The Rushed Agenda of the 23rd Pastors for Peace Caravan / Mario Barroso

Pastors for Peace 23rd Caravan

Yesterday the XXIII Pastors for Peace Caravan left Cuba. I had no contact with them, I did not lead it, I followed only from a distance the activities they planned, but this year, unlike the previous one, they went to the villages closest to my homeland Taguayabón such as Caibarién, Remedios, Camajuaní and Vueltas. We almost ran into each other, although at Taguayabón in particular they only looked fleetingly through the windows of their buses.

I, who wrote last year that we’d never had them in this area, much less their humanitarian aid, cannot now write the same, at least about them, but their help remained as distant as ever.

It is likely that in passing through these villages it seemed to them that at least here there is no need to share their containers and in any event they share the task of distribution with the Cuban authorities or institutions who approve of them.

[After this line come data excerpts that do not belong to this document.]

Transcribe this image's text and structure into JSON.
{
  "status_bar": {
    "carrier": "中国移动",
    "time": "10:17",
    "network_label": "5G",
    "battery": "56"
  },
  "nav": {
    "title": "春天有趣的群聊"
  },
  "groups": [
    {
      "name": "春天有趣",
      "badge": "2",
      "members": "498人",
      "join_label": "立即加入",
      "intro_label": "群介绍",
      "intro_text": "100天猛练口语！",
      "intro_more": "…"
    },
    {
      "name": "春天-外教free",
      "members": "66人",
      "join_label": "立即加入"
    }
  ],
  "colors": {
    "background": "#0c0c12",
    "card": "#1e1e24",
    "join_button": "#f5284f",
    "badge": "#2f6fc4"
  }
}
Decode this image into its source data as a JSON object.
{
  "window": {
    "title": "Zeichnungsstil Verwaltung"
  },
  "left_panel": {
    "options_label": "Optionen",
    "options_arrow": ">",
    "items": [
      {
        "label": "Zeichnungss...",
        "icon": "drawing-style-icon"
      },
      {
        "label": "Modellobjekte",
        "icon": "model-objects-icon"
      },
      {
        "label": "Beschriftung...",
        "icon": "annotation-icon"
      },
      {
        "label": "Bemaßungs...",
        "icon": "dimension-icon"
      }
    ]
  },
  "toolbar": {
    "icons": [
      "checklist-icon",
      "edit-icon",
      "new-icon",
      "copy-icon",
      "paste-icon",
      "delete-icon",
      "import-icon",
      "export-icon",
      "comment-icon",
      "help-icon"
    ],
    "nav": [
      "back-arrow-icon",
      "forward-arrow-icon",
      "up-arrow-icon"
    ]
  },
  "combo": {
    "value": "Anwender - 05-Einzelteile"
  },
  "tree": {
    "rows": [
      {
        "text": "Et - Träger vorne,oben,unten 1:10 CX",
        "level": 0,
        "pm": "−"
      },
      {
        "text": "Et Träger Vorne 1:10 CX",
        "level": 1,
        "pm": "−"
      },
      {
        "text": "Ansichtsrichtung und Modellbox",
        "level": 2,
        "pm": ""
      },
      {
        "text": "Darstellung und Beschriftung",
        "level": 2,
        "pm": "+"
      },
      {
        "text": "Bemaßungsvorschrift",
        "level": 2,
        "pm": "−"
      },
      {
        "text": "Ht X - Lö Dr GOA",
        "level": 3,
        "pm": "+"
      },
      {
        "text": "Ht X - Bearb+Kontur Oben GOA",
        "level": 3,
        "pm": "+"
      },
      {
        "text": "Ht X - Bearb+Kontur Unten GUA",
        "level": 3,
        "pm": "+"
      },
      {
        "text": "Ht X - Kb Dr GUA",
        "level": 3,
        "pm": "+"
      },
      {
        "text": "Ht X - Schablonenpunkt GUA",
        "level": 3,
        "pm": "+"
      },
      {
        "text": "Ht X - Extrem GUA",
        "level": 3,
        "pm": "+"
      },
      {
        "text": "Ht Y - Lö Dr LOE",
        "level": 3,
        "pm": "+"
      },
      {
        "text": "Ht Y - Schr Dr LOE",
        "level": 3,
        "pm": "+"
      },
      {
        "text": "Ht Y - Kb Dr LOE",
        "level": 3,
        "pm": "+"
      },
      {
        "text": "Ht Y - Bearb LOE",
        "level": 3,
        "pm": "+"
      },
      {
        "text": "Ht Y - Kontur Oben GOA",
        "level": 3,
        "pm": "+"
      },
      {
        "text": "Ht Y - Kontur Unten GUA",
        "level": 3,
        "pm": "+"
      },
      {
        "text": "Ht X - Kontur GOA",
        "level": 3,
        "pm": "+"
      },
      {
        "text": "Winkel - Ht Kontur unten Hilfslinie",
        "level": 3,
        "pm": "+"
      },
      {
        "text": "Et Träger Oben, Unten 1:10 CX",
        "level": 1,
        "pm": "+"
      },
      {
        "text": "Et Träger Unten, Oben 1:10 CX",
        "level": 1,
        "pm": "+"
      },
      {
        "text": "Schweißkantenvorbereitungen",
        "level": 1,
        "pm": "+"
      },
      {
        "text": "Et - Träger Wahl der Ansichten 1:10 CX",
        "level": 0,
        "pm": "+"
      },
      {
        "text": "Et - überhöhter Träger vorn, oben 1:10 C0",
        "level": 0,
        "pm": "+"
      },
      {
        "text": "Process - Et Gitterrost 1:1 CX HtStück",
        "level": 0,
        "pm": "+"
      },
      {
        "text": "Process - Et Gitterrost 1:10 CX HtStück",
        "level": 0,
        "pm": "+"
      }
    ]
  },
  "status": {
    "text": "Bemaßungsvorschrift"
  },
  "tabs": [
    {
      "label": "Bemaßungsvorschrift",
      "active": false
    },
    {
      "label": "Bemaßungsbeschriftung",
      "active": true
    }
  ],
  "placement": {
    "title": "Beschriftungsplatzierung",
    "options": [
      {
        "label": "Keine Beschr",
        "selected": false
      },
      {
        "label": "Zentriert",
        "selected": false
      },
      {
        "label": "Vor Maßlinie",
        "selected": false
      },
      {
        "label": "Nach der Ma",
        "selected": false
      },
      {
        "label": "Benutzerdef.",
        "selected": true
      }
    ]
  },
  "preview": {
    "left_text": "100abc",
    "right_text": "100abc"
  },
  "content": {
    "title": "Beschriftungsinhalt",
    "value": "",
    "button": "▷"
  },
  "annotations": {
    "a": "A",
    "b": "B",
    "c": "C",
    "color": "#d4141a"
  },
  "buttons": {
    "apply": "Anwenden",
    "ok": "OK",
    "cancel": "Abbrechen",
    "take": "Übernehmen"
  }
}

If only they knew that prior to their arrival in these parts there was a veritable manhunt, where all the poor and marginalized whose proportion is sadly increasing every day were caught and arrested in a rude and blatant operation until the caravan had passed, thus ensuring that these occasional visitors didn’t get the bad impression that can be seen daily.

The authorities took no account nor were they the least concerned that this caused a scandal, especially in a population as concentrated as that of Vueltas, in which it was particularly noticeable. A real human clean-up was undertaken so that the foreign visitors would see only immaculateness.

What brought them to my area was not the only difference I found in the 23rd Caravan versus the 22nd. This time, for example, the absence of Ellen Bernstein was notable; on previous occasions she led it as a substitute for Lucius, and I was not only surprised by her physical absence, but also the total silence of the mainstream media about her person in contrast to her previous treatment as a heroine, which she was granted last year as leader of the caravan.

It was also extremely notable how the number of those in the caravan was reduced to less than half of those who came last year. This is because, even with all the prophylactic measures taken to counter this by the Cuban authorities, it is increasingly difficult to find sensible people who are not aware that they’re being taken for a ride, that they’re being fooled, except for the young and inexperienced, which made up a considerable number of the total people in the caravan.

They take advantage of this opportunity to have a “revolutionary” adventure, while they find a cheap way to spend a few days of holiday treated like kings, enjoying this or that political act, with some of the benefits that the system prevailing in Cuba grants to them which they deny to most of its own people.

I find the civility the group boasts of contradictory as they are able to get over a hundred tons of humanitarian aid after touring many cities and crossing the Canada-US border and the US-Mexico border, in such a submissive way that they are led like sheep through the Cuban territory.

They don’t have the grace to behave courageously before a democratic government that finally allows them to pass without major difficulties, to come to pay homage to an authoritarian regime that denies most of the rights that they advocate for the Cuban people.

I did not expect to see them in my area, I must admit that those who led them surprised me this time, but it was very clear to me that the government controlled them totally as, however much I looked I couldn’t find a single onle of them at the St Saviour of the World church where one of the most important and renowned Cuban political activists’ funeral was held, nor at the Columbus Cemetery for his massively attended burial.

Oswaldo Paya’s death was undoubtedly the biggest event held in the island during the stay of the XXIII Caravan. The caravan that undoubtedly, if they have internet access which most of the people of Cuba lack, they must have known that this brilliant man undertook his activism inspired by the social doctrine of the Church, the same one which they say their own Pastors for Peace support.

That was why I could not but help tweeting on my my account @ maritovoz and at least had to say: I was hoping Caravan 23 #PastoresPorLaPaz present in Cuba would go to Mass for #OPS but their civic courage left them when they crossed the border.